La vera vicenda narrativa si svolge nell'arco di qualche giorno. Il romanzo di per sé è un lungo flusso di coscienza imperniato sugli accadimenti personali e gli eventi che si svolgono intorno a Simon così magistralmente narrati che ogni lettore sfoglia assieme alla vicenda un vero sussidiario letterale, un'opera intertestuale dove alla necessità del racconto di ogni evento avviene la necessità di collegarlo a "fatti di cultura". La causa scatenante è l'improvviso riproporsi del blocco su di una frase che Simon legge, riguardante lo spazio infinito. Decide quindi, di uscire a fare una passeggiata e lasciar la sua casa (casa dei suoi genitori, si ha a che fare con un bamboccione ahimè) che dovrebbe in verità abbandonare definitivamente in quanto dondolante su un dirupo sul mare e in quanto Padre (esattamente in questa maniera chiama il suo babbo) è passato a miglior vita. Vorrebbe rincontrare Siboney, una amica, improvvisamente scomparsa da lui - la vedeva ogni giorno per il semplice fatto che era l'infermiera che accudiva Padre -, ma in verità vorrebbe recarsi a Cadaqués per poi il giorno dopo intraprendere un viaggio per Barcellona (siamo in Catalogna, in piena lotta indipendentista nell'ottobre del 2017), luogo in cui, secondo l'ultima missiva del suo datore di lavoro, Gran Bros, da oramai quasi vent'anni "autore distante" (che non svelerò la sua vera identità per rovinar il piacere della lettura), ha chiesto di incontrarlo di persona. Finiranno per affrontarsi nel giardino dell'Hotel Alma di Barcellona.

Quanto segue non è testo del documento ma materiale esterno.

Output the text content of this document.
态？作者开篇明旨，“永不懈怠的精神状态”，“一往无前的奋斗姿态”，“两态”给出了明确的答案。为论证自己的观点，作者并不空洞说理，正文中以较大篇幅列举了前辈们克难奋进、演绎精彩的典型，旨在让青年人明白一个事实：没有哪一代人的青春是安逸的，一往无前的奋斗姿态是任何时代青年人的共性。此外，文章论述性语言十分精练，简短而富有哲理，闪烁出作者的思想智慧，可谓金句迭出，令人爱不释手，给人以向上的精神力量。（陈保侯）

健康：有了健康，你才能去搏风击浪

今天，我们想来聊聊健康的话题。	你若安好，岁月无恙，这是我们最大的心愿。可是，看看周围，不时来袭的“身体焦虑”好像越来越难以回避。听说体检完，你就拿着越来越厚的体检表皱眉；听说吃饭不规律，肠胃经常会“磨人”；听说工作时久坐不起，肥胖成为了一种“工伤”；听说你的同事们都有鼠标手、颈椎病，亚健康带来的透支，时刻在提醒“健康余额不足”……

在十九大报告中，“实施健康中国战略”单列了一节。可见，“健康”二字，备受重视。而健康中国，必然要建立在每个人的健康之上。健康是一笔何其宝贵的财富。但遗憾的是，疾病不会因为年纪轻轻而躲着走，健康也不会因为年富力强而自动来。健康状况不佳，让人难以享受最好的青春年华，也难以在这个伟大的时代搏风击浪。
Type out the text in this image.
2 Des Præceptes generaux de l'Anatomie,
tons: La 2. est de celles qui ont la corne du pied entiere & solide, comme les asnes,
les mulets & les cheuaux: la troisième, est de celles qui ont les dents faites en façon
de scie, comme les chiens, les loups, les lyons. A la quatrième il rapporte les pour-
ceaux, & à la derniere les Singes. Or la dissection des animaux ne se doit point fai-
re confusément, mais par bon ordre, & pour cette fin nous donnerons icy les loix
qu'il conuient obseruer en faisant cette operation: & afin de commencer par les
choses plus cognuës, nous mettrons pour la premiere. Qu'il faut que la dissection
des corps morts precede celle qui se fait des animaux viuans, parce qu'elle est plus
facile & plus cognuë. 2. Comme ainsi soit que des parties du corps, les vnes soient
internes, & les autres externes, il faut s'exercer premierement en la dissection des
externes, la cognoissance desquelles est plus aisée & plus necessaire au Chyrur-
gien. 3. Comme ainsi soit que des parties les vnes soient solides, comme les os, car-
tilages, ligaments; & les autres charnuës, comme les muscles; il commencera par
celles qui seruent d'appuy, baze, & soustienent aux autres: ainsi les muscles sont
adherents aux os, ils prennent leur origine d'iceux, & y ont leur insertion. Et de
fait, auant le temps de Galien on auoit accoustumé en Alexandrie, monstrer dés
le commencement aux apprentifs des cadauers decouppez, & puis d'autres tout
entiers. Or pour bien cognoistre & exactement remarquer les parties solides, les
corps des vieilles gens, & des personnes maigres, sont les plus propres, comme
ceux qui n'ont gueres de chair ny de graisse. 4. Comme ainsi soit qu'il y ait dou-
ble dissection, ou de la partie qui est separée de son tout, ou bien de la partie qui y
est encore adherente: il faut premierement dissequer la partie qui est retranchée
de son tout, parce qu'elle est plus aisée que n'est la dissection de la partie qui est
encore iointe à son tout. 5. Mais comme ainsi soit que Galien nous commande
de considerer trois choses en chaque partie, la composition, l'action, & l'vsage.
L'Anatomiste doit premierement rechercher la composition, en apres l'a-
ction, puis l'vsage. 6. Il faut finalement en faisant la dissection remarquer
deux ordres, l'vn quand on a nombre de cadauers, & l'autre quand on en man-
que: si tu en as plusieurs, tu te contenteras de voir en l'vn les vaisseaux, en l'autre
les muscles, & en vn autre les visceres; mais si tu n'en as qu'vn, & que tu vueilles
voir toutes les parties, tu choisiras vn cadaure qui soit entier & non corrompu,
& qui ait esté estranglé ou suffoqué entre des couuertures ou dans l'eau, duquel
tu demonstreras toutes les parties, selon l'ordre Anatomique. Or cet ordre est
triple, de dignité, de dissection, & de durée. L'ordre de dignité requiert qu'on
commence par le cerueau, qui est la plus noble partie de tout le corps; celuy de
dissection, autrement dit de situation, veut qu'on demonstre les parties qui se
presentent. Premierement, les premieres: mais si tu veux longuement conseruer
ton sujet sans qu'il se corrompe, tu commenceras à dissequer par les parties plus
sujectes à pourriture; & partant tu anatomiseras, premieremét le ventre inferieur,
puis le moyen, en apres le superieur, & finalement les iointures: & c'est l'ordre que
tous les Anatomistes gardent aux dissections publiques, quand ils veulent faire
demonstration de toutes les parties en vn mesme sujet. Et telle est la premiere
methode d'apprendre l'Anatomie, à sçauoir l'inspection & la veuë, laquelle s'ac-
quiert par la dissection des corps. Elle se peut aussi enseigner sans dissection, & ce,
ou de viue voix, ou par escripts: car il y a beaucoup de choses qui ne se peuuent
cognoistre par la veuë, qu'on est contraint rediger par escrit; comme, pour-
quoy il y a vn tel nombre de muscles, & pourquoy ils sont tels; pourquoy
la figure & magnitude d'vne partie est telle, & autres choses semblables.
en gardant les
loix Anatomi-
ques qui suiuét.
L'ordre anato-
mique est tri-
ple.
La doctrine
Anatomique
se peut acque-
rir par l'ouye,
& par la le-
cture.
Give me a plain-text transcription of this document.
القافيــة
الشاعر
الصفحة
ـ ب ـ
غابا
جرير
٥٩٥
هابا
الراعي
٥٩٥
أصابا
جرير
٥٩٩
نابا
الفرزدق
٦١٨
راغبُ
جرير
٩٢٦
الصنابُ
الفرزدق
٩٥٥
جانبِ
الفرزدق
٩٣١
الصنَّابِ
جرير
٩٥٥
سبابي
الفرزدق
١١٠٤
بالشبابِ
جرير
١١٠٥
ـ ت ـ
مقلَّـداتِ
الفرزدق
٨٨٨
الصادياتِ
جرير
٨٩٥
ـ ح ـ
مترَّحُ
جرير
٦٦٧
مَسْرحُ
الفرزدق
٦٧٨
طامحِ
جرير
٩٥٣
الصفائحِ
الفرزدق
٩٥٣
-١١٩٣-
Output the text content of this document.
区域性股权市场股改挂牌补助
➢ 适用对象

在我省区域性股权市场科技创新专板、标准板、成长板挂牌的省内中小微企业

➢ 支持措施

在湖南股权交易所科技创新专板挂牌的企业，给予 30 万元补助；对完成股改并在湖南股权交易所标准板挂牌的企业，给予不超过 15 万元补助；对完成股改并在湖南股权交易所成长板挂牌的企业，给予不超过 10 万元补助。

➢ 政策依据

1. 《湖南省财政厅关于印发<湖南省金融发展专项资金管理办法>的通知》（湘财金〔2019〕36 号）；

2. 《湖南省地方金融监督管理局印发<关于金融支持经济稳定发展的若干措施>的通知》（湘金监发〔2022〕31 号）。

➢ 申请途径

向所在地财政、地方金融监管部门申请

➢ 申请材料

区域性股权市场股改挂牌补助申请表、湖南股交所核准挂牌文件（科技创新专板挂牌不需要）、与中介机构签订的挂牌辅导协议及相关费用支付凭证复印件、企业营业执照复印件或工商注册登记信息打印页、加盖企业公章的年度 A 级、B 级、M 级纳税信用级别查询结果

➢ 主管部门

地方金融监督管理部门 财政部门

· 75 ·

E' proprio sul rapporto che intercorre con lui che tutta la vicenda ruota. Si dà il caso difatti, che Gran Bros, sia il più nascosto e allo stesso tempo il più talentuoso autore letterario in circolazione, residente a New York, ma completamente nell'anonimato. I frutti del suo incredibile quanto repentino successo sono proprio le frasi citazioniste che Simon invia per missiva a lui, oltre ad altri suggerimenti narrativi che sempre giungono a bersaglio. Danno all'opera di Gran Bros quel distinguo e quell'eccezionalità che permette di emergere. Il tutto scorre in una ragnatela di no sense, eccessi di senso, falsi indizi, citazioni letterarie di scrittori ossessionati dalla "non scrittura" e ragionamenti su quanto abbia senso la letteratura rientrante nella finzione e quanto quella legata alla realtà.